Das zweite Kapitel

von Neil Simon
Komödie am Ku’damm

Regie: Herbert Herrmann, Bühne: Anja Wegener, Kostüm: Nora von Collande
mit Herbert Herrmann und Nora von Collande,
sowie Stefan Schneider und Yuri Beckers

Liebe und Leid wie im richtigen Leben

Man ist von  dem 1927 geborenen amerikanischen Bühnen- und Drehbuchautor Neil Simon geistreiche Dialoge, witzige Aphorismen, Schlagfertigkeit und Tiefgang gewohnt. Aber dann und wann braucht ein kreativer Mensch wohl auch einmal eine kleine Atempause und die reicht dann soeben für ein Appetithäppchen, sozusagen zum Anfüttern.

Also, was jetzt Herbert Herrmann und seine entzückende Partnerin auf der Bühne spielen, das ist eine eigentlich ganz traurige, weil Trauer verarbeitende Schicksalsgeschichte, nämlich die des Autors selbst, der 1973 seine Frau verlor. Im 1980 erschienenen “Das zweite Kapitel” durchleidet der Hollywood-Schriftsteller George eben diese Trauer bis an den Rand der Selbstaufgabe, die ihn in ein seelisches  Tief hinabstürzen lässt. Dank der Hilfe wirklich guter Freunde gelingt es ihm nach und nach, wieder im realen Leben Fuß zu fassen und eines Tages eine neue Frau zu finden. Und die Schauspielerin Jennie weiß, wie man mit hilflos im Leben daherirrenden Männern umzugehen hat, ohne dass sie dabei ihr Selbst verleugnen muss. Es ist eine große tiefe Liebe, die zunächst einmal Verzicht verlangt, und sie ist nicht einmal kitschig, oder nur insoweit als das Leben immer auch mal wieder kitschig sein kann.

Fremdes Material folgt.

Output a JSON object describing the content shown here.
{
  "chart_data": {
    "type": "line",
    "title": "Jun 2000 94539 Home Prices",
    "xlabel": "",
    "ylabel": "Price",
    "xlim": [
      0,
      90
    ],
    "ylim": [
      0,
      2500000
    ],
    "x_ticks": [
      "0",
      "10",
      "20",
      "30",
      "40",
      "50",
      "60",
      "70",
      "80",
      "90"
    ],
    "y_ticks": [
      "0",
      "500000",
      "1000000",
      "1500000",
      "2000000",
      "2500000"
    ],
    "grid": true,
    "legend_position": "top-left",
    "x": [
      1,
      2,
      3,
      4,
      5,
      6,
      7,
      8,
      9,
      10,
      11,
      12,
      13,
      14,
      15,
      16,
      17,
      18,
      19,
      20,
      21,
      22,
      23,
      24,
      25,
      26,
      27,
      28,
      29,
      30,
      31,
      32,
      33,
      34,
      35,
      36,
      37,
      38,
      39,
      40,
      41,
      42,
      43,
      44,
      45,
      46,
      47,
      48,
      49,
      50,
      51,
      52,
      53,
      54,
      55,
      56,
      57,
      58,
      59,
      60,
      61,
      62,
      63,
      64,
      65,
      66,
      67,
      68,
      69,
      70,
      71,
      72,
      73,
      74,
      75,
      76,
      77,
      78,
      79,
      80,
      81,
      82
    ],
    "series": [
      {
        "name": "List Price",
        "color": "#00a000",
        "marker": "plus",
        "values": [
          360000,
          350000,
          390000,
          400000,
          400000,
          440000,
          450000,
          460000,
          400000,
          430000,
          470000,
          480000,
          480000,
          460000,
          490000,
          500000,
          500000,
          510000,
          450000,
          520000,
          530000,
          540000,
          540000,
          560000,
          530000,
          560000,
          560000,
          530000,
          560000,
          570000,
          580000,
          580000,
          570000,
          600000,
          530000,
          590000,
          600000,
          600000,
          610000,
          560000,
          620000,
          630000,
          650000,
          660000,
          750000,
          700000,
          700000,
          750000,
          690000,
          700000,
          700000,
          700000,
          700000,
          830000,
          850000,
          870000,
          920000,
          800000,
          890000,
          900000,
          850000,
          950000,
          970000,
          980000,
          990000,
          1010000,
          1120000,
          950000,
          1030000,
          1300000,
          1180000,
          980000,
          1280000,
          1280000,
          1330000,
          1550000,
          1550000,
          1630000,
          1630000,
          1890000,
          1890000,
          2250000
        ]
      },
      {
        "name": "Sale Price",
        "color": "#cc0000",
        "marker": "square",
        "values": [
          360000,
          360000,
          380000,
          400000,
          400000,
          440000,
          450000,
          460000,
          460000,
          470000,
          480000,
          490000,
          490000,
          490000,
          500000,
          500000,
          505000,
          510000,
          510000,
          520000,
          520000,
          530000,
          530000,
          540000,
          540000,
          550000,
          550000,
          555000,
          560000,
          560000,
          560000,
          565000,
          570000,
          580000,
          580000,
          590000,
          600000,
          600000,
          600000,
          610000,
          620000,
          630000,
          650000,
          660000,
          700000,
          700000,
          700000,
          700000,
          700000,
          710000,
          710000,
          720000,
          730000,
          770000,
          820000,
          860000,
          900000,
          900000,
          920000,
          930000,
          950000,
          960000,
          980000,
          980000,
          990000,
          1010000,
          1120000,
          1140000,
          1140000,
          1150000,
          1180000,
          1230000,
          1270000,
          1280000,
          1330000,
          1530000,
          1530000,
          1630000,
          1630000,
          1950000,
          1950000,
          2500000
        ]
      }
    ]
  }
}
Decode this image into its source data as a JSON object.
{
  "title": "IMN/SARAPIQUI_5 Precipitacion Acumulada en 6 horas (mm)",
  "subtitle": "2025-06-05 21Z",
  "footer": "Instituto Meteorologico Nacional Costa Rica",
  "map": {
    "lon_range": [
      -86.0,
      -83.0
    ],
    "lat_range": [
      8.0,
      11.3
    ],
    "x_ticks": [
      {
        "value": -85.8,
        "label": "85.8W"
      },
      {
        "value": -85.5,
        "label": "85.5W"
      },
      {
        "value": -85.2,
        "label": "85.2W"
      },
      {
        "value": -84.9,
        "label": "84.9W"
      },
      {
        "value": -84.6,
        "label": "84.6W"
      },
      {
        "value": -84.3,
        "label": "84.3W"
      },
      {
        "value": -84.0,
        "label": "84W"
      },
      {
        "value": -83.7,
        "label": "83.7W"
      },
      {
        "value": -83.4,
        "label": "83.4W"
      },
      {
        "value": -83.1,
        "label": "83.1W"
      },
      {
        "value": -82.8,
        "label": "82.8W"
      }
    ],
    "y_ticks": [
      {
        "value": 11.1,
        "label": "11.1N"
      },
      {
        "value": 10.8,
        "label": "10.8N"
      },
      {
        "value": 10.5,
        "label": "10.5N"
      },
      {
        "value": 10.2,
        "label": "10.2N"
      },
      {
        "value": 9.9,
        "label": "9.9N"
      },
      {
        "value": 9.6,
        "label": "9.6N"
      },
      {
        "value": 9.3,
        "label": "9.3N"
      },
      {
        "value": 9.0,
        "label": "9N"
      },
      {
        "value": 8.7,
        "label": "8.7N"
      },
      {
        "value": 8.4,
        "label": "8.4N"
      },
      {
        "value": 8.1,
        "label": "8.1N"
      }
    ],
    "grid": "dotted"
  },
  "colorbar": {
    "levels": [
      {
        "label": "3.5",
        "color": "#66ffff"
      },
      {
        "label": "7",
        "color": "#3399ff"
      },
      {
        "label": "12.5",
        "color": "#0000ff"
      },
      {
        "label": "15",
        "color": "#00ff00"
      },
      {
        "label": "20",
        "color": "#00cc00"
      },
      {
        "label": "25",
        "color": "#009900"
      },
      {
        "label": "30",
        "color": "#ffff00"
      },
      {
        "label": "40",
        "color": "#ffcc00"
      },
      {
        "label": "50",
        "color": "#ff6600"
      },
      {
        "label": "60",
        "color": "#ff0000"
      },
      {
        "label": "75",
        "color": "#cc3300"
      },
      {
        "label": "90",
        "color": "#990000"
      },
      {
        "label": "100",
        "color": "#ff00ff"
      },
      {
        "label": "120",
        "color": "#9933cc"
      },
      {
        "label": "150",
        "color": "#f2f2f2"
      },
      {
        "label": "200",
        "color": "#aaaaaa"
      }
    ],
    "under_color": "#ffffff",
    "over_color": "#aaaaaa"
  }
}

Der Autor gibt nur wenig Text vor, um diesen Abschnitt seines Lebens in Szene zu setzen, der eigentlich eine große Hommage an seine zweite Frau sein soll. Es gibt noch zwei Nebenfiguren, so George’s Bruder, ein windiger Agententyp und Jennies flippige Freundin, die es mit der Treue nicht so genau nehmen und ihre Ehehälften nach Herzenslust und Laune betrügen. Ein Gegenpaar, dessen “moderne” Mentalität in Fragen Ehe und Treue ohne mahnenden oder moralischen Zeigefinger von Stefan Schneider und Yuri Beckers launig und lebendig gespielt wird. So spielt das Leben eben auch.

Die beiden Hauptdarsteller in dieser bis auf wenige Ausnahmen eher komödiantisch verstandenen Inszenierung reizen dies Sujet denn auch völlig aus: Herbert Herrmann als Schriftsteller, eher verwirrt als verloren, dem Reiz der neuen Bekanntschaft ebenso heftig verfallen wie zuvor der Flucht in die Einsamkeit, überzeugt wesentlich mehr in seinen ernsten, nachdenklichen, beinahe tragischen Seelenmomenten, und auch Nora von Collande, niemals alternd, immer strahlend schön, jung und chic, gewinnt vor allem in jenen Momenten an Intensität, die ihrer Rolle Charakterstärke abfordern. Aber alles in allem inszeniert Herrmann flott und heiter, mehr mit lässigem oder besser coolem Charme, zuweilen sehr bemüht um gute Laune.

  Für diesen späten Sommer und der noch verbleibenden Zeit, sich an schönen warmen Abenden dem amüsanten Theatererleben hinzugeben, mögen die Ku’damm-Bühnen (mit der unauslöschbaren “Pension Schöller im Haus nebenan) sowie den reizvollen Comedia del’Arte-Aufführungen im Hexenkessel Hoftheater am Monbijou-Platz, sowie dem köstlichen “dinner for spinner” im Renaissance Theater weiterhin beste Unterhaltung bieten, bevor mit der nächsten Saison wieder die unweigerlich zu erwartende kritische Regiepraxis auf vielen Bühnen das Bild in Berlin bestimmt. A.C.